Cómo quemar el tiempo y no dejar que el tiempo lo queme a uno. Dos horas al día aquí metida. Una de ida y otra de vuelta. Los cinco días de la semana y me faltan todavía dos años enteros para graduarme de publicista. Mi casa queda muy lejos del Transmilenio, así que esta es la única opción: el Germania que me recoge -cuando se le da la gana- en la calle ciento veintisiete y me deja, toda aporreada, en la calle veintitrés. “Germania” suena como “Saint Germain”. Qué discazo. El mejor de este 2002. Mejor que ese vallenato de Los Chiches que el conductor tiene tronando. A mí de Los Chiches me gusta “Muchacha Encantadora” pero esa nunca la he escuchado en un Germania. Germania. Rumania. Alemania. Tanzania. Polaina. Tuaina Tuturumaina. Por fin bajamos a la décima. La séptima es lúcida en algunas partes y cochina en otras. La décima es una carrera desangelada. Bogotá es como esas mujeres que no son evidentemente bonitas y que hacen sentir inteligentes a los hombres cuando logran apreciar su belleza. Yo la contemplo desde aquí, a través de la ventana del Germania, el bus que parece el apartamento de su conductor, lleno de borlas y cortinas pesadas, de espejos asimétricos, de chuchitos cristos y chucherías. Un hombre ha hecho suyo este espacio público. Es el transporte público privado. Este Germania es como una galería andante en la que estamos expuestos, todos nosotros, todo el tiempo. Es el bus – país, el bus – retrato, el bus como expresión de lo que somos. El Germania es como un corazón de lata forrado por dentro con cuero capitoneado y brujería. Aquí cualquier cosa puede pasar: un soldado que se sube a la altura del batallón de sanidad a contarme sobre sus compañeros heridos en guerra, una parejita que se manosea, un niño que siempre se vomita. Una universitaria que contempla la ciudad y piensa en la vida para matar el tiempo. Juro que no me vuelvo a subir sola y borracha a uno de estos Germania a las tres de la mañana. Se siente como haber entrado a pasillo del inframundo, lleno de zombies y almas perdidas en la incertidumbre y el merengue de la noche bogotana. Se entiende que la oscuridad no es solo un truco visual, sino un universo, y se siente un miedo difícil de olvidar.

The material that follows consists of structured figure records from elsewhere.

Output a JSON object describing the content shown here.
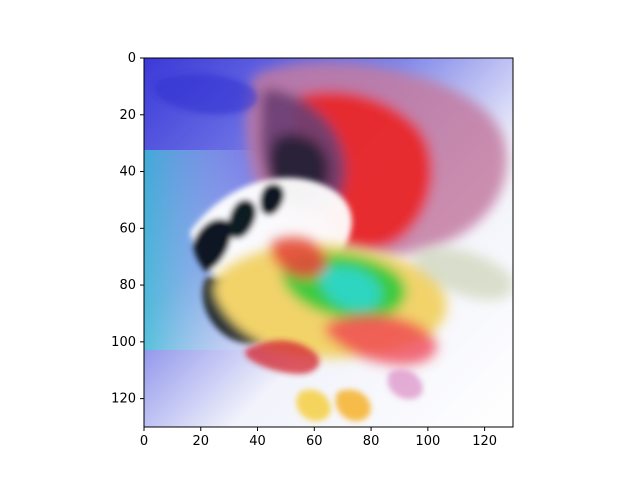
{
  "chart_data": {
    "type": "image",
    "title": "",
    "xlabel": "",
    "ylabel": "",
    "xlim": [
      0,
      130
    ],
    "ylim": [
      130,
      0
    ],
    "y_inverted": true,
    "grid": false,
    "legend": "none",
    "xticks": [
      0,
      20,
      40,
      60,
      80,
      100,
      120
    ],
    "yticks": [
      0,
      20,
      40,
      60,
      80,
      100,
      120
    ],
    "xtick_labels": [
      "0",
      "20",
      "40",
      "60",
      "80",
      "100",
      "120"
    ],
    "ytick_labels": [
      "0",
      "20",
      "40",
      "60",
      "80",
      "100",
      "120"
    ],
    "image_content": "abstract colorful generated image",
    "dominant_colors": [
      "#3a3fe0",
      "#e8282a",
      "#f2d36b",
      "#1b2a3c",
      "#37d8d2",
      "#35c93a",
      "#f6f6fb"
    ]
  }
}
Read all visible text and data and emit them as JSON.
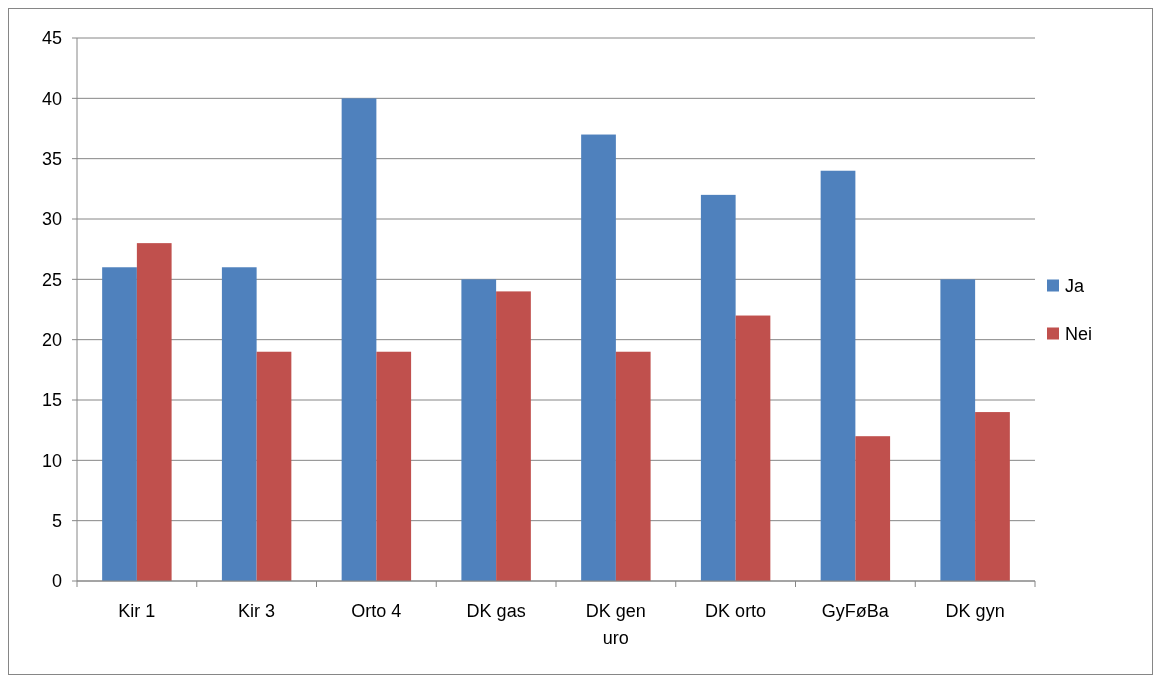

Cuánto queda. Vamos subiendo por la calle veintidós. Queda poco. Tal vez dentro de 10 años ya no haya Germanias. De repente venga algún alcalde petulante y mande a recoger todas estas latas, y comencemos a viajar por la ciudad metidos en cuartos fríos, desabridos, uniformados según esa simplicidad de lo “moderno” que le quita la calentura a todo lo que toca. Es decir, va a estar muy bien si la nueva flota para solo en los paraderos. Yo me voy a marear mucho menos que en estos Germanias que andan corcoveando para recoger a cualquiera que estire el dedo en mitad de la cuadra. Eso será muy bueno para Bogotá y para el tráfico, supongo, en caso de que haya un carril exclusivo para buses y todos aprendamos a respetarlo, en caso de que los conductores sean más prudentes o en caso de que ya no haya que pagar el pasaje con billetes arrugados sino apenas pasar una mágica tarjeta con crédito por un lector digital.

De repente se acaben estos Germanias y tal vez con ellos desaparezcan estos viajes con banda sonora, altar, polvo y novela. De repente comiencen a chatarrizar estos pequeñas iglesias del absurdo y nos traigan una flota, quién sabe, limpia, silenciosa, iluminada, de un azul que no le pertenece a nadie. Me bajo aquí en la Jorge Tadeo Lozano después de una hora y diez minutos de recorrido. Las rodillas me truenan y el aire frío que baja de la montaña me da una bofetada apenas pongo un pie afuera del bus. Doña Martha Luz o Marina no se bajó en la treinta y tres.